MISSING IN PRECINCT PUERTO RICO
CHAPTER ONE
There was a time, when the Spaniards still ruled Puerto Rico, that the hill town of Angustias had nearly twelve thousand souls counted. This included men, women, children, and eighteen slaves. There were a little more than nine thousand citizens in the Angustias of 1982. The drop-off in population could be traced back to many factors--fewer farms needing fewer workers, the unforgiving mountainous geography, and the lure of far-off places like New York and Miami with promises of better jobs and futures that didn't include the daily wrestling with Mother Nature for the sake of a few dollars on which to live. Also, in the modern age, people simply had fewer children. Contraceptives were available in Angustias, as elsewhere on the island, and most, Catholic or not, used them. Gonewere the days of twelve children in a family. Now, even a half-dozen raised eyebrows.
Luis Gonzalo, sheriff of Angustias since 1964 when he took the job at the age of twenty-two, had been part of a small family himself, his father having died young and his mother never remarrying. He had been born and raised in town. He had seen the best and brightest go off to college in some larger town and only ever come back for Christmas, New Year's, and Three Kings' Day. He had sent several of los Angustiados, citizens of Angustias, to prison. He had put one in the grave. When the last census announced that the town's population had fallen for the fourth straight decade, Gonzalo thought of the family he had formed in Angustias--two teenaged daughters and a daughter born just the year before. They would get the best educations he could afford for them. Chances were low that they would come back after college. And there was nothing he could say that would change that. Even if there were, he wouldn't say it. Children had to live their lives, and if they thought it would be better to live it elsewhere, he wasn't the one to stop them.
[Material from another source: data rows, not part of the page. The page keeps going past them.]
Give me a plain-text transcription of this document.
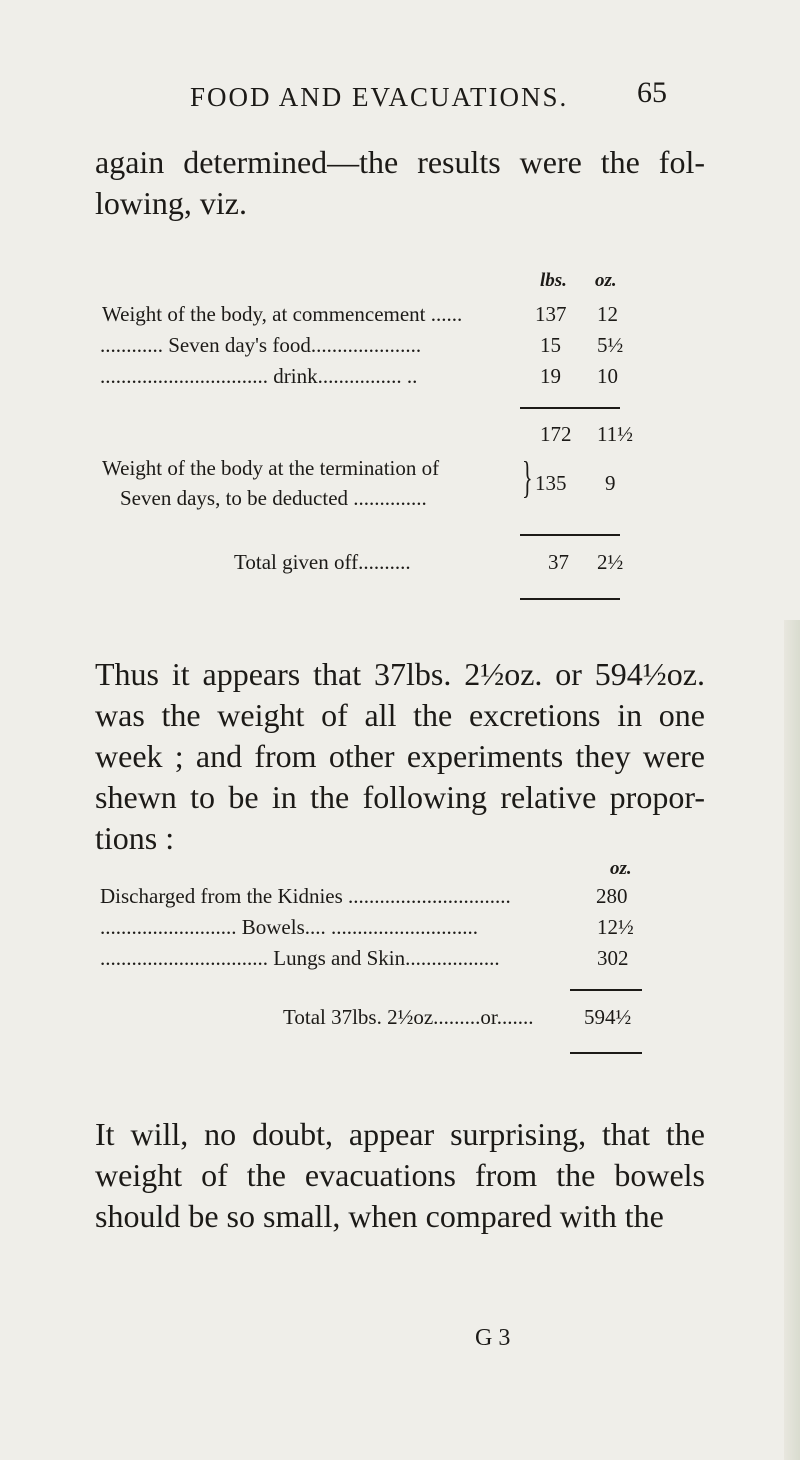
FOOD AND EVACUATIONS. 65

again determined—the results were the fol- lowing, viz.

lbs. oz.
Weight of the body, at commencement ......	137 12
............ Seven day's food.....................	15 5½
................................ drink................ ..	19 10
172 11½
Weight of the body at the termination of
Seven days, to be deducted .............. } 135 9
Total given off..........	37 2½

Thus it appears that 37lbs. 2½oz. or 594½oz. was the weight of all the excretions in one week ; and from other experiments they were shewn to be in the following relative propor- tions :

oz.
Discharged from the Kidnies ...............................	280
.......................... Bowels.... ............................	12½
................................ Lungs and Skin..................	302
Total 37lbs. 2½oz.........or....... 594½

It will, no doubt, appear surprising, that the weight of the evacuations from the bowels should be so small, when compared with the

G 3
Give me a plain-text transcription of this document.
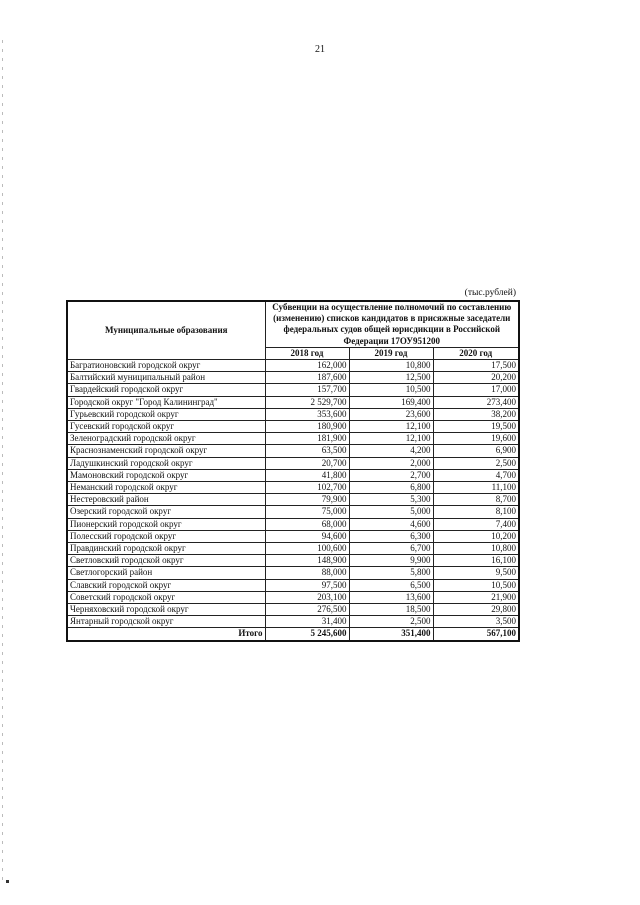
21
(тыс.рублей)
Муниципальные образования	Субвенции на осуществление полномочий по составлению (изменению) списков кандидатов в присяжные заседатели федеральных судов общей юрисдикции в Российской Федерации 17ОУ951200		
	2018 год	2019 год	2020 год
Багратионовский городской округ	162,000	10,800	17,500
Балтийский муниципальный район	187,600	12,500	20,200
Гвардейский городской округ	157,700	10,500	17,000
Городской округ "Город Калининград"	2 529,700	169,400	273,400
Гурьевский городской округ	353,600	23,600	38,200
Гусевский городской округ	180,900	12,100	19,500
Зеленоградский городской округ	181,900	12,100	19,600
Краснознаменский городской округ	63,500	4,200	6,900
Ладушкинский городской округ	20,700	2,000	2,500
Мамоновский городской округ	41,800	2,700	4,700
Неманский городской округ	102,700	6,800	11,100
Нестеровский район	79,900	5,300	8,700
Озерский городской округ	75,000	5,000	8,100
Пионерский городской округ	68,000	4,600	7,400
Полесский городской округ	94,600	6,300	10,200
Правдинский городской округ	100,600	6,700	10,800
Светловский городской округ	148,900	9,900	16,100
Светлогорский район	88,000	5,800	9,500
Славский городской округ	97,500	6,500	10,500
Советский городской округ	203,100	13,600	21,900
Черняховский городской округ	276,500	18,500	29,800
Янтарный городской округ	31,400	2,500	3,500
Итого	5 245,600	351,400	567,100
Almost every afternoon for the first few years he was sheriff, Gonzalo toured the stops to watch the children as they climbed onto the school bus in the morning and then as they got on at the school to go home in the afternoon. This was a task he enjoyed, but one he now shared with his two deputies.
On this afternoon, there was only one small problem as the children of the elementary school waited for the bus, and Gonzalo was there to tend to it. Two boys, part of a group playing with marbles, got into an argument. To end the argument, one of the boys, a nine-year-old, picked up an aggie and tossed it into the woods. The aggie owner thought this deserved a punch in the nose and gave it to him. Gonzalo left his conversation with the school principal to break upthe scrabble before a crowd had formed. He held each boy by the collar, pulled them apart, but one tried for a final kick, which landed on Gonzalo's shin. Had he not been involved in this disturbance, he would have noticed a dark-skinned man in a big American car, who parked in front of the school for a minute, wrote down a few notes, made a three-point turn, and drove off. Gonzalo didn't see this, nor did the principal. The children who noticed it, said nothing.
So much passes beneath the eyes of the local police. So much that they want to do something about, but can't. When, for instance, a woman of the town, a respected woman with children, begins to go out at night with another man from another town. Or when a man has lost his job and begins to drink more than he can hold. Or when a young girl, falling in love for the first time, falls for the wrong young man. What can the officer do? Even when he has been friends with the man for many years, and has a good relationship with the wife in question, he is powerless to do more than talk to them as a friend and as an acquaintance. Drunkenness is only illegal when it's public, no matter how much damage it may cause in private. As for a woman leaving the house when her husband is away and finding comfort from some other man, there are no laws broken there either, no matter how tragically things may turn if the husband finds out. As for the daughter of the family, the one falling for a boy with a police record that, however slight the offenses, can't just be ignored, there is even less that can be said to her. Even if she is the goddaughter of the sheriff of Angustias, Luis Gonzalo, the boy's records are sealed by the court and an officer can't just blurt out this type of information.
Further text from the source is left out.